I would like to start my tour at the end of Tin Pit Lane, which was given its name because there used to be a corporation rubbish dump there. Tin Pit Lane is off St Martin’s which gets its name from the chapel of St Martin which stood at the bottom of Cold Harbour Lane from 1254 until 1549. The name Cold Harbour suggests a building where travellers could find shelter for the night. The end of Tin Pit Lane becomes a footpath and overlooks on the right hand side the valley of the River Og. Across this valley is a bank which used to contain a pond which supplied fish to the castle in medieval times.

Tin Pit Lane comes out onto the edge of The Acres housing estate built by Marlborough Borough in the late 60s & 70s. The roads are named after burgesses of the Borough who owned strips of lane for agriculture in the 17th century. The five roads include one named after Thomas Baylie who owned the Merchant's House in the High Street. Also on “The Acres” is Rogers Meadow named after Sgt Maurice Rogers of the Wiltshire Regiment who lived in St John's Close and was awarded a posthumous VC at Anzio in 1944.

Walking up the footpath from the end of Tin Pit you come to the top of Blowhorn Street, so named because the Corporation herdsman used to walk up here blowing his horn to alert the burgesses to look to their cattle grazing on the Common.

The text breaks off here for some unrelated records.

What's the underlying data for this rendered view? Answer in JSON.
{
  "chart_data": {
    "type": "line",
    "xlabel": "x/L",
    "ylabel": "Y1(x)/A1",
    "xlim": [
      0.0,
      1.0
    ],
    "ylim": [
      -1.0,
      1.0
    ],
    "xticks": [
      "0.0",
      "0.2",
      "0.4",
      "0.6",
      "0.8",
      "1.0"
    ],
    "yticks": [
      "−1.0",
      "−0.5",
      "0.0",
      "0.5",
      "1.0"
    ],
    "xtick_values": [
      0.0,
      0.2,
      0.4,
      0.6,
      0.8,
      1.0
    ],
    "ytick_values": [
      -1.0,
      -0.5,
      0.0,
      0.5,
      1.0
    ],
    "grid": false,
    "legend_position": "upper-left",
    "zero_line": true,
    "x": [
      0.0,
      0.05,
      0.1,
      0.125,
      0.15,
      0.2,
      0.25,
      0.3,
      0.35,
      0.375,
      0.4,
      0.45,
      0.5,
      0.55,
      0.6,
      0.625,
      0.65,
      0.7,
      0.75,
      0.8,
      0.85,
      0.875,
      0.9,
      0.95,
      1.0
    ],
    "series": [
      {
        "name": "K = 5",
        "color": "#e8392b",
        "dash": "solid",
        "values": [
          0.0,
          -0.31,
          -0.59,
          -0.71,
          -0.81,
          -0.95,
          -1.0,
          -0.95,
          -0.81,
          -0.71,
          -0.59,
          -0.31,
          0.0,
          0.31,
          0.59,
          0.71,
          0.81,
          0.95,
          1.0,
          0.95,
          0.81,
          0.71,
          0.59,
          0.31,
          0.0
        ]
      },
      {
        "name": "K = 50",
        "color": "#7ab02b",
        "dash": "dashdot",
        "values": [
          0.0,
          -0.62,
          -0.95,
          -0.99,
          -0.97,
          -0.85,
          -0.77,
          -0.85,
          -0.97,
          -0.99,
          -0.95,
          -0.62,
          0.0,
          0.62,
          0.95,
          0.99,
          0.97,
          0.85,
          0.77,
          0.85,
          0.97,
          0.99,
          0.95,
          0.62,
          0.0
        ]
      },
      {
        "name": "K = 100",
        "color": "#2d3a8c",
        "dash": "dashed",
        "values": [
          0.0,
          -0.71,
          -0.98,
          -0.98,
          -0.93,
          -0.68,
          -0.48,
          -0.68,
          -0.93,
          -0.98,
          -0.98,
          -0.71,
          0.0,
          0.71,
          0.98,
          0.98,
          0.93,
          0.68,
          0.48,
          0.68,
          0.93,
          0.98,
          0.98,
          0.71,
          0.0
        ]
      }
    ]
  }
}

Another road crossed is Chiminage Close named after the chiminage tax which is a toll that used to be paid by townspeople for passing through the forest. Robert Somerfiled (Mayor in 1477) gave this land to the town so the income could pay these tolls. The Borough built Marlborough’s first council houses, Chiminage Close, on this land from 1912 to 1923.

Across from Chiminage Close is Piper's Piece which borders onto Herd Street, so named because the burgesses drove their livestock up here to graze on the Common. Piper’s Piece, comprising eight unusual and interesting houses, was the first modern “spec” development in the town in the 1930s and named after the building company of Piper & Sons.

Across Herd Street, St David's Way leads into Kingsbury Terrace, an attractive row of twelve cottages with pedestrian access only, which in turn leads onto Kingsbury Street. This street used to be the boundary between St Mary's and St Peter's parishes and also a ward of the medieval borough.

Almost opposite Kingsbury Terrace is Blackwall Footpath with a brick wall which has been tarred for protection. This footpath leads to Back Lane which is parallel to the High Street and originated from one of the terraces stretching east/west and from the River Kennet to the Common. There are several alleyways leading from Back Lane to the High Street and from east to west they are Ironmonger Lane, Chandler's Yard, Halfpenny Lane and Castle and Ball Yard. On the first two of these alleyways there are “kinks” which are on the line of the earliest east/west road through Marlborough. This came in from St Martin’s, along Silverless Street (the Borough’s Jewish quarter), headed west and across Hyde Lane.


Blackwall Footpath

It was down these alleyways that the besieging royalist army came during the siege of Marlborough in January 1642 to capture the town which was held for Parliament.

One of these alleys, Chandler's Yard, used to be called Horsepassage Lane and that name commemorated the event. The present name is from my great great grandfather, Thomas Chandler, who owned the saddlery shop on the High Street in the late 1800s which is now the White Horse Bookshop.